前半については、日清戦争はともかく、日露戦争は全くの辛勝で、いくつかの大きな幸運に助けられたという側面は否定できず、織田信長の行った戦争に例えるなら、桶狭間の戦いあたりになるのであろう。ただし織田信長は生涯に一度しか桶狭間の戦いのような戦争をしていないが、日本軍はこの日露戦争をその後の範としてしまったところがあり、太平洋戦争末期の負け戦であることが歴然としている状況下でさえ、インパール作戦のようなとんでもない起死回生の大博打を打って墓穴を掘っている。
☆☆☆ そして前半と後半の間にくるのが第1次世界大戦であるが、日本はここでは本格的な戦闘をなんら経験せずに漁夫の利を得たことが、かえって総力戦時代に見合った軍隊の近代化を遅らせることになる。太平洋戦争を待たずとも、そのことが如実に現れたのがノモンハン事件で、2度の五ヵ年計画ですっかり様変わりしたソビエト軍に、泣く子も黙る関東軍は翻弄されることになる。
“賢者は失敗から学び、愚者は同じ失敗を繰り返す”と言うが、日本の軍部がどうしてソ連をアメリカに替え、戦場を陸から海に替えればすべてうまくいくなどと思ったのか理解不能である。ノモンハン事件で、もっと悍ましいことには、辻政信あたりのA級戦犯が大した処分もされずに、ほどなく軍部の中枢に返り咲いているのに対し、彼の命令に忠実であった何人もの下級仕官は理由にもならない理由で、詰め腹を切らされて、自決に追い込まれている。
☆☆☆ 前半と後半を分ける大きな違いは、前半は、軍人ではないが日清戦争でPivotal Leadershipをとった伊藤博文あたりが典型的であるが、幕末に下級武士としての教育を受けた人達が担ったのに対し、後半の戦争を担ったのはいわゆる陸大あたりで養成されてきた軍事Technocratsで、東条英機あたりがその典型となる。
近代国家の戦争は、国家をあげての営みで、特に第一次世界大戦後のように総力戦の時代に入ると、なおさらである。当然、軍事と政治、外交、経済がきちんと統括されないとまともな戦いはできない。下級武士の教育というのは、いわゆる儒学と朱子学中心というか、要するに、論語あたりを幼い頃から、意味がわかろうがわかるまいがに関係なく、素読させる。
それでどういう技術が身につくというわけでもないのだが、大所高所から考えるという人生や社会に対する処し方は身につく。

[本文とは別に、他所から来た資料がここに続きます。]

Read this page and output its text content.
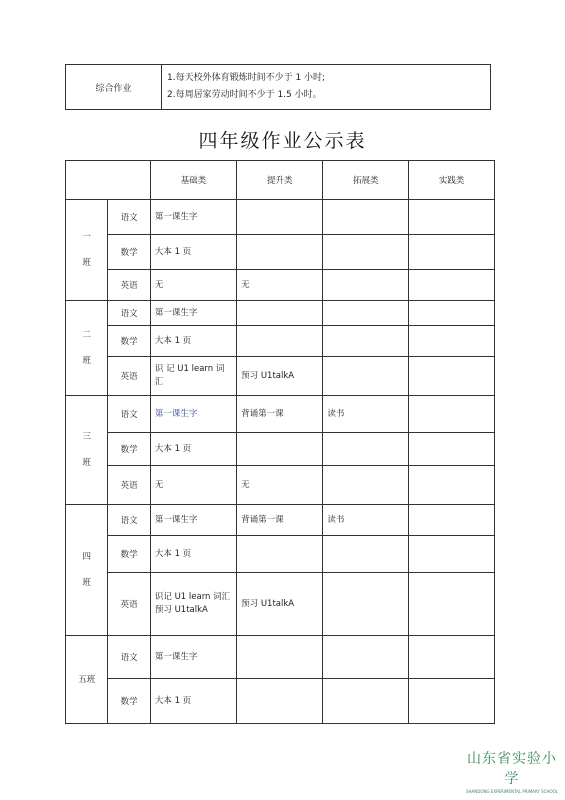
综合作业	
1.每天校外体育锻炼时间不少于 1 小时;
2.每周居家劳动时间不少于 1.5 小时。
四年级作业公示表
		基础类	提升类	拓展类	实践类
一
班	语文	第一课生字			
	数学	大本 1 页			
	英语	无	无		
二
班	语文	第一课生字			
	数学	大本 1 页			
	英语	识 记 U1 learn 词汇	预习 U1talkA		
三
班	语文	第一课生字	背诵第一课	读书	
	数学	大本 1 页			
	英语	无	无		
四
班	语文	第一课生字	背诵第一课	读书	
	数学	大本 1 页			
	英语	识记 U1 learn 词汇 预习 U1talkA	预习 U1talkA		
五班	语文	第一课生字			
	数学	大本 1 页			
山东省实验小学
SHANDONG EXPERIMENTAL PRIMARY SCHOOL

技術的なものは後で必要になれば、大急ぎで勉強することも、あるいは下の者に任せることもできるが、この大所高所から考えるという態度は一朝一夕に身につくものではない。
これに対し、陸大あたりの教育は、完全に軍事技術的な話に偏り、戦争でLeadershipを取る人間に絶対欠かせない社会科学あたりの教育はほとんどないか、お粗末そのものである。結果として、蛸壺的な軍事に関する知識以外には、他愛もない精神主義しかない軍事Technocratsを大量に生み出し、こういう人間が、国家をあげての戦時体制に移行して、経済や外交にも嘴をはさんでくるようになるとどうなるかをまざまざと示しているのが、15年戦争の頃の日本である。
☆☆☆ 太平洋戦争の火蓋を切った真珠湾攻撃の折も、敗戦を決定的としたサイパン陥落の折も首相の座にあったのは東条英機である。安倍晋三元首相の外祖父にあたる岸信介は、東条内閣に商工大臣として入閣しているが、東条を評して“裸にすれば、橋本欣五郎以下の男だ”と喝破している。橋本欣五郎というのは、三月事件と十月事件というチャチなクーデター未遂事件を起こした桜会の中心人物で、奇矯な行動で有名な方である。

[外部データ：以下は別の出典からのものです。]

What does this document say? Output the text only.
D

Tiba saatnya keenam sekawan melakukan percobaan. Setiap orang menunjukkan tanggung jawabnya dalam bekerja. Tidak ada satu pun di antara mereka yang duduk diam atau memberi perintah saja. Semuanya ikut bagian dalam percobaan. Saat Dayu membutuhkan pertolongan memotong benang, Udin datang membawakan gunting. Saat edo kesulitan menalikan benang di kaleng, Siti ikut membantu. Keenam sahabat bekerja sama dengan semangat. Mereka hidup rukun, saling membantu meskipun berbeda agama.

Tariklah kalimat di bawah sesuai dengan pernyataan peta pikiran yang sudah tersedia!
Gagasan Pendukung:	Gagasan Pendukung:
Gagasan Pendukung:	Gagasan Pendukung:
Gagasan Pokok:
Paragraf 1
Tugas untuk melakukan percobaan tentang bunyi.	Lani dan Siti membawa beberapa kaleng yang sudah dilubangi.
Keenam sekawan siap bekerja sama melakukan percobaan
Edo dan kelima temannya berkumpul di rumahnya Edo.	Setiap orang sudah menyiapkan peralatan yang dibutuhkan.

ドイツの社会学者Max Weberは“最高の官僚は最低の政治家である”という名言を残しているが、これが見事なまでに当てはまるのが最高の軍事官僚であった東条なのである。官僚というのは、規則にさえ従っていれば、その結果に対して責任を問われることはない。これに対して政治家は結果責任である。東条の側近であった星野直樹は東条を評して、“やれと言われれば何でもできるが、そこから先がない”と的確なCommentを残している。
満州事変の立役者で、東条と犬猿の仲だった石原莞爾あたりになると、もっと辛辣で、極東軍事裁判の参考人として“あなたと東条はよく意見の対立があったようですが”と水を向けられると “私には多少とも意見がありますが、東条には意見と呼べるものが全くありません。意見のないものとは対立のしようがありません。” と鰾膠も無い。

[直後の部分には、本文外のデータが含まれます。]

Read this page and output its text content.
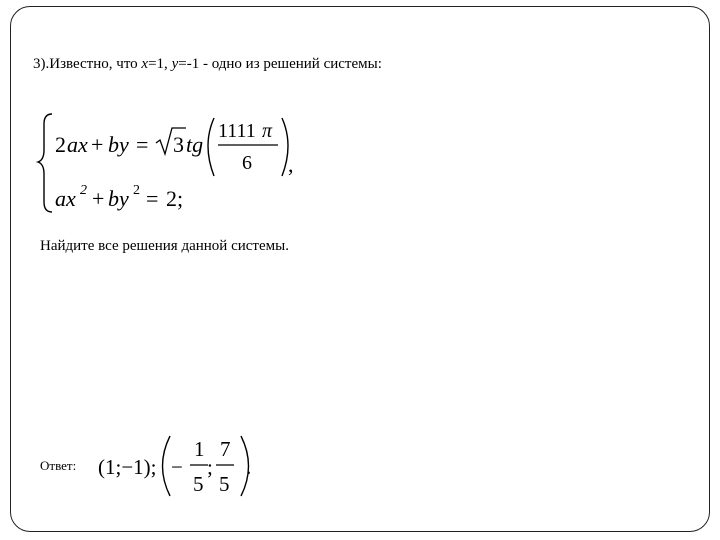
3).Известно, что x=1, y=-1 - одно из решений системы:
2 ax + by = 3 tg
1111 π
6 ,
ax 2 + by 2 = 2;
Найдите все решения данной системы.
Ответ: (1;−1); −
1
5
;
7
5
.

☆☆☆ 2009年2月にBirkhauser社から中澤武雄という数学者に関する本を現代語現代文化学系の黒田先生と共著で出版した。中澤武雄は1913年高知県生まれで、シベリア抑留の後、33歳で1946年にハバロフスクの病院で栄養失調で他界されている。本学の前身の前身である東京文理科大学の副手を1930年代に数年間務められた数学者で、Matroid理論の先駆者であるにもかかわらず、長い間その業績は顧みられることはなかった。
先の太平洋戦争では、中澤に限らず、夢半ばで他界された若者は数え切れない。先に述べた著書は200Pages強であるが、その最初の60Pagesくらいを当時の日本がどのようにしてこの戦争に導かれたかという歴史学的ならびに社会学的分析に費やしたので、ここでは繰り返さない。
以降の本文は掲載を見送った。